Aside from the social problem of masses of unclaimed children there is the implied threat to an entire social order based on the importance of lineage. That is how I understand the rapid and almost hysterical search for the culprits. There are many things that Fielding leaves in suspense and suspension but I never thought that he left any doubt that Jenny and Partridge are probably not the guilty parties. Fielding approach to Allworthy's character and his benevolence is an interesting example of his narrative strategy. Is Fielding being unreliable? I do think he regards Allworthy more ironically than it may at first appear.
A foundling is an abandoned child, one who is 'found', whereas the parents of an orphan are generally known. A foundling therefore has less 'status'. Orphanages were built for orphans, Foundling Hospitals for foundlings, because many of them were literally found abandoned at birth or soon after, whereas orphans lost their parents later in life. Foundlings have always been more of a problem to society than have orphans because orphans have known relatives whereas foundlings do not. So I still think Fielding is making a particular point when he sub titles Tom Jones as A Foundling.

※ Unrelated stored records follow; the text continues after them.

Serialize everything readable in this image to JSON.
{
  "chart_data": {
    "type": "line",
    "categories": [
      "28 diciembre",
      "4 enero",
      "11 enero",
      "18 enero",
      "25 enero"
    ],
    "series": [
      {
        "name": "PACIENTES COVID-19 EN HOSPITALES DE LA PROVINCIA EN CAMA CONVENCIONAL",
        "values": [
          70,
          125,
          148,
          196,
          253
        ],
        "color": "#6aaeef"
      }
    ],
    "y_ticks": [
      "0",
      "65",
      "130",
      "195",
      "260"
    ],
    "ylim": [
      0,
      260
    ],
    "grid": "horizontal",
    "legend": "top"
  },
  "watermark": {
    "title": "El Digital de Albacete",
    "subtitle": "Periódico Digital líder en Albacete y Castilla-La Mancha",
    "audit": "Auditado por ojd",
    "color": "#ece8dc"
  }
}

While then-current social conditions undoubtedly played a role in Fielding’s treatment of Tom as a foundling, the hero-of-uncertain-parentage has been a recurrent figure in literature and myth from the earliest times. Think of Moses, for example, or Euripides’ Ion. King Arthur’s parentage was unclear, at least in some versions of the tale. So in making his hero a foundling of mysterious birth, Fielding was following a well-etched literary tradition, albeit on a humbler scale.